Это значит «праздник, радость», то есть «в следующий раз мы встретимся по другому поводу». А мне нравится это типично еврейское предчувствие отложенного счастья, понимание, что сейчас все плохо, но будет лучше — и не в другой жизни, а в этой, в этом самом мире, в этом самом месте, в Виллесдене, в Бухенвальде. Я не знаю имен всех тех стариков, которые жмут мне руку, но одного человека узнаю, хотя он, несмотря на удивительно широко раскрытые глаза, меня не узнает, — это мистер Фингельстон.
— Симха, — говорит он очень грустным голосом. — Она была хорошей женщиной.
Он тоньше, чем я его запомнил, тонет в своем коричневом костюме, как те чернокожие ребята на платформе.
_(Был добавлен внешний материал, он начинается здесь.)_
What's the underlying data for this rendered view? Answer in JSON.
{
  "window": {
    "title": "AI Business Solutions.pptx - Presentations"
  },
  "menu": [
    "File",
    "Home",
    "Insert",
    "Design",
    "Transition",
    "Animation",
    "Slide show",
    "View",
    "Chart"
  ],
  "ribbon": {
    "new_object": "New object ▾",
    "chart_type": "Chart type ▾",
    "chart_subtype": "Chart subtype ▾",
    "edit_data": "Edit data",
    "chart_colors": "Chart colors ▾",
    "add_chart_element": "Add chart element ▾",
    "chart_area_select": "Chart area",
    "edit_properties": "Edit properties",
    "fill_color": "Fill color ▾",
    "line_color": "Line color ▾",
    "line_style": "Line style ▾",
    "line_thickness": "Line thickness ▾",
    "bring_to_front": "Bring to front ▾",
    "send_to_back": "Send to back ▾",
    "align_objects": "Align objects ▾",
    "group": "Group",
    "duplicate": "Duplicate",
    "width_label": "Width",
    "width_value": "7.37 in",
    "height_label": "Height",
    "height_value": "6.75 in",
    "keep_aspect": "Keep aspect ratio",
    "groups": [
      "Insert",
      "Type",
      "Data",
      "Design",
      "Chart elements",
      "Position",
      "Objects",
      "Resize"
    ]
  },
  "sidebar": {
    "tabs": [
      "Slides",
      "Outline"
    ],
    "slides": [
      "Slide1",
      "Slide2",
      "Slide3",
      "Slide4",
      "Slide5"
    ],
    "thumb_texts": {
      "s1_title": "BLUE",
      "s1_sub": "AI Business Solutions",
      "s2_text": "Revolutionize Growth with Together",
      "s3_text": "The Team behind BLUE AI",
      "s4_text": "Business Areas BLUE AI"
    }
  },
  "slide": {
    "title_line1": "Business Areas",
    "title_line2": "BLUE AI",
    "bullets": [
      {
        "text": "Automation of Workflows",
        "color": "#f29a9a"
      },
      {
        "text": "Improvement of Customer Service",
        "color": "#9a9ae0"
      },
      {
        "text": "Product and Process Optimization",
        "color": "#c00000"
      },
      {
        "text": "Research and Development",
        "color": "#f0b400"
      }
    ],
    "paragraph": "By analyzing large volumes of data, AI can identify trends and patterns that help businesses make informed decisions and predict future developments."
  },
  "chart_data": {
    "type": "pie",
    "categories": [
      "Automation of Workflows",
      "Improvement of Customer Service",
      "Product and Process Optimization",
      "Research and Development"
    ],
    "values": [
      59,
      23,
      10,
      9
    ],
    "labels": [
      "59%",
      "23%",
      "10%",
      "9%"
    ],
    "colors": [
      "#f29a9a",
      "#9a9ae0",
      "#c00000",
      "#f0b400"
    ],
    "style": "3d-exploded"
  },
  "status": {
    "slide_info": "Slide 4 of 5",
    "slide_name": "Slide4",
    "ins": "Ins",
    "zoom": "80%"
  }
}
Мистер Фингельстон зачем-то сильно сжимает мне руку, как человек, который последние остатки сил приберегает для рукопожатий; он отпускает мою руку и уходит. Его появление заставляет меня вспомнить о том, что кое-кого здесь нет; я оглядываю кладбище.
— Симха, — доносится до меня тоненький голосок с немецким акцентом.
— Клойстер-роуд, 193. Это совсем рядом с шоссе А40, — доносится до меня очень похожий голос.
Смотрю вниз: Лидия и Лотте Фриндель, одна опирается на две палочки, другая в кресле-каталке. Они ждут моего ответа. Я замечаю человека, которого ищу, метрах в ста отсюда под статуей что-то возвещающего ангела.
— Извините, — говорю я и убегаю от них. Думаю, Мутти бы меня поняла.
Земля под ногами сырая, так что я оставляю следы в траве, когда бегу мимо могил к Милли Гильдарт. Когда подбегаю поближе, то замечаю, что, хоть я и загораживаю ей вид, она глядит прямо, туда, где похороны. У Милли настолько сосредоточенный вид, что можно подумать, будто она прицеливается.
— Здравствуйте, Милли, — говорю, задыхаясь.
Я настолько резко остановился, что даже немного проскользил по земле.
— Габриель… — откликается она, кивая головой, но не отводя взгляда.
В голову вдруг приходит мысль, что, хотя я и несся сюда как очумелый, сказать мне ей особенно нечего.
— Э… а почему вы не присоединитесь к нам?
Ничего более удачного мне в голову не пришло.
— Я не очень люблю похороны.
— А кто любит?
Милли поворачивается; зрачки у нее расширяются от смены фокуса.
— Твоя тетушка Ади. Эта сука обожает похороны.
Все ее существо излучает темную ярость, нашедшую выход в бранном слове. Она пошла даже дальше, чем завещал Дилан Томас.
— Даже похороны собственной сестры? — спрашиваю я, стараясь скрыть удивление от того, как выругалась восьмидесятидвухлетняя женщина.
— Иногда люди так сильно отдаляются друг от друга, что даже смерть не может ничего изменить.
— Ну, да… — мнусь я, не зная, что можно ответить такого же неопределенного.
— Твоя бабушка была очень хорошей, — говорит Милли куда-то в пустоту. — Очень хорошей. Знаешь, Габриель, в старении есть множество весьма неприятных вещей. Их просто куча. Тело дряхлеет, шутки тускнеют и так далее, и тому подобное.
Она тяжело вздыхает.
— Но самое ужасное, Габриель, это что приходится проводить все свое время со стариками. Я говорю о…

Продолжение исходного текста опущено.